10.1016/j.burns.2009.04.023

PMID

19553021

Abstract

INTRODUCTION: Previous critical care and cardiology studies find that critically ill patients have worse outcomes when admitted to the hospital during off-hours as compared to those admitted during weekdays. As severe burn is equally emergent we hypothesized that this disparity in outcomes would exist for burn patients as well. STUDY DESIGN: Secondary analysis of the National Trauma Data Bank (NTDB) version 7.1. The NTDB is a national registry of hospital admissions for traumatic injury administered by the American College of Surgeons.

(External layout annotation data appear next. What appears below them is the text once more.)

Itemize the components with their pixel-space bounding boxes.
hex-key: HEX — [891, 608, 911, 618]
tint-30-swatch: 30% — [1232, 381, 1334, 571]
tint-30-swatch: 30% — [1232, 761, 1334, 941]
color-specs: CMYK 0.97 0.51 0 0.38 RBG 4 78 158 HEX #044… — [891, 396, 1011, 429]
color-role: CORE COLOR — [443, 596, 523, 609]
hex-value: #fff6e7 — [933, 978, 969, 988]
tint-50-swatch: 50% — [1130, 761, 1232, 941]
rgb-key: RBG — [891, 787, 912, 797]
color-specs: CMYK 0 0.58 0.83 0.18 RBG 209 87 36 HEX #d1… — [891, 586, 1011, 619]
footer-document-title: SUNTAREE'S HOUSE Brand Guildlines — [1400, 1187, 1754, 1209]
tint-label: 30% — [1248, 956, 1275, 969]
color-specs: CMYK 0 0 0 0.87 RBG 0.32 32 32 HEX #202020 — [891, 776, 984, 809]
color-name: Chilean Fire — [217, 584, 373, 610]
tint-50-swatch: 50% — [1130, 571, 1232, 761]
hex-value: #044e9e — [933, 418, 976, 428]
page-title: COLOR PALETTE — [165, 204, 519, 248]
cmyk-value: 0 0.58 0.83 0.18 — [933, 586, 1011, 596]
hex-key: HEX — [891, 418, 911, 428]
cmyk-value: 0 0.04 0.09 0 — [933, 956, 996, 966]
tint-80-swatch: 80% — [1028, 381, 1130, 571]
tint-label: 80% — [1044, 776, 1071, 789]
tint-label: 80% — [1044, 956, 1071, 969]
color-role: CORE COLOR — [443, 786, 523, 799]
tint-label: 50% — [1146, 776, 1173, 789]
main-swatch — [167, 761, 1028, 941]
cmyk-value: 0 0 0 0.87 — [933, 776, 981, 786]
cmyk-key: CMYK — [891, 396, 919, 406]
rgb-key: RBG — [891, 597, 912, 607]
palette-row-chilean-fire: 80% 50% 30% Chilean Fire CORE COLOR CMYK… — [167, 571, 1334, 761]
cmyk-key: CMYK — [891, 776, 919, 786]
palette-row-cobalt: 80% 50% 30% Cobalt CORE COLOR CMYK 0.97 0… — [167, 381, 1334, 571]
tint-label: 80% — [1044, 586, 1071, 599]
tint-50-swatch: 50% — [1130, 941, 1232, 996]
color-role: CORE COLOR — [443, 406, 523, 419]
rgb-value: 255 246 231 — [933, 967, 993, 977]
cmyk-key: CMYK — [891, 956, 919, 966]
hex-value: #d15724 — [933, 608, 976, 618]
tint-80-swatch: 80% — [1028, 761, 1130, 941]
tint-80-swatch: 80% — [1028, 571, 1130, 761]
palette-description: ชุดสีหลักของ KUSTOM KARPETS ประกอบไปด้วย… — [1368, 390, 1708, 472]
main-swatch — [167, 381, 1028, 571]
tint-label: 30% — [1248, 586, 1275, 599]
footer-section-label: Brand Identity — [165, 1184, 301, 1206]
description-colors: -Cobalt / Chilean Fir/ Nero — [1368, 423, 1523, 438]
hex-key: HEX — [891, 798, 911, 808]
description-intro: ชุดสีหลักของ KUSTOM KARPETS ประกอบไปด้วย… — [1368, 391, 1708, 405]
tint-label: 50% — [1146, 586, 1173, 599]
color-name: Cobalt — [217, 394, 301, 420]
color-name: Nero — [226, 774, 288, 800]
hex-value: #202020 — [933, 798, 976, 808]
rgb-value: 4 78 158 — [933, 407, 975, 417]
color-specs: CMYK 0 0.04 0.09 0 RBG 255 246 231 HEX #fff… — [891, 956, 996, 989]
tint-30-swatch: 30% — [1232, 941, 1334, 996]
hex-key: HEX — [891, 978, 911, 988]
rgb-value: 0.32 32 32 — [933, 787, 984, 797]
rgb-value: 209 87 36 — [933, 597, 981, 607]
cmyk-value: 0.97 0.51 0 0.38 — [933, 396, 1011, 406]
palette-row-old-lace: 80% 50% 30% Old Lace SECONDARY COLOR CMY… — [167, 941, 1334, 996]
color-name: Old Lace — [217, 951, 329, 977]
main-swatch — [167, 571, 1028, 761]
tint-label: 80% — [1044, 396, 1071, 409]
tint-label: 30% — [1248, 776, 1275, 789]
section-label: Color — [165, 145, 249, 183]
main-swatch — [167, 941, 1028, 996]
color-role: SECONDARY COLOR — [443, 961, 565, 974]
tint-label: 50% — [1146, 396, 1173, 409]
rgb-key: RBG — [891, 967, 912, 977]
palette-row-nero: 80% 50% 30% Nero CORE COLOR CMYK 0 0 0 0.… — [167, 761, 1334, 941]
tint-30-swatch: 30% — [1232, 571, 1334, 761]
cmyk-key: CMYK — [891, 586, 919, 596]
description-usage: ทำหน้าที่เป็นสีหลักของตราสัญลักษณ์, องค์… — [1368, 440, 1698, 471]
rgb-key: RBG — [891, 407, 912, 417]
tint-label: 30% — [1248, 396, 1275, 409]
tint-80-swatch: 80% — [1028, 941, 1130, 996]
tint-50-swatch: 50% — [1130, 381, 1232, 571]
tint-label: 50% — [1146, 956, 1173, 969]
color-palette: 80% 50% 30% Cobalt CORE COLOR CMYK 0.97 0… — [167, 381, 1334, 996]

SETTING: 700 trauma facilities nationwide contributing to the NTDB between 2002 and 2006. SUBJECTS: All trauma patients included in the dataset with the injury mechanism of burn divided into "off-hours" admits (nights from 6pm to 6am and weekends) and weekday admits. MEASURES: Time and day of admission, demographics, ISS score, injury characteristics (+/-inhalational injury, TBSA, and full thickness injury), facility characteristics (number of burn beds, teaching status). OUTCOMES: Mortality as the primary outcome. Secondary outcomes include ICU length of stay (LOS), hospital length of stay. DATA ANALYSIS: Descriptive statistics to summarize group characteristics, chi(2) and Student's t tests for bivariate analysis, multivariable linear and logistic regressions. RESULTS: Of the 25,572 burn patients, 17,625 (68.9%) arrived during off-hours. There was no difference in ICU length of stay (LOS) (p=0.233), hospital LOS (p=0.82), or mortality (p=0.546) for those admitted during off-hours compared with weekday admits. In multivariate analysis when controlling for age, gender, burn characteristics (inhalation injury, full thickness injury, and TBSA >30%), and hospital type, off-hours admission was not predictive of mortality (OR=1.06, 95% CI 0.91-1.23). CONCLUSIONS: Contrary to studies in other critically ill patient populations, off-hours admission is not predictive of worse outcomes in burn patients.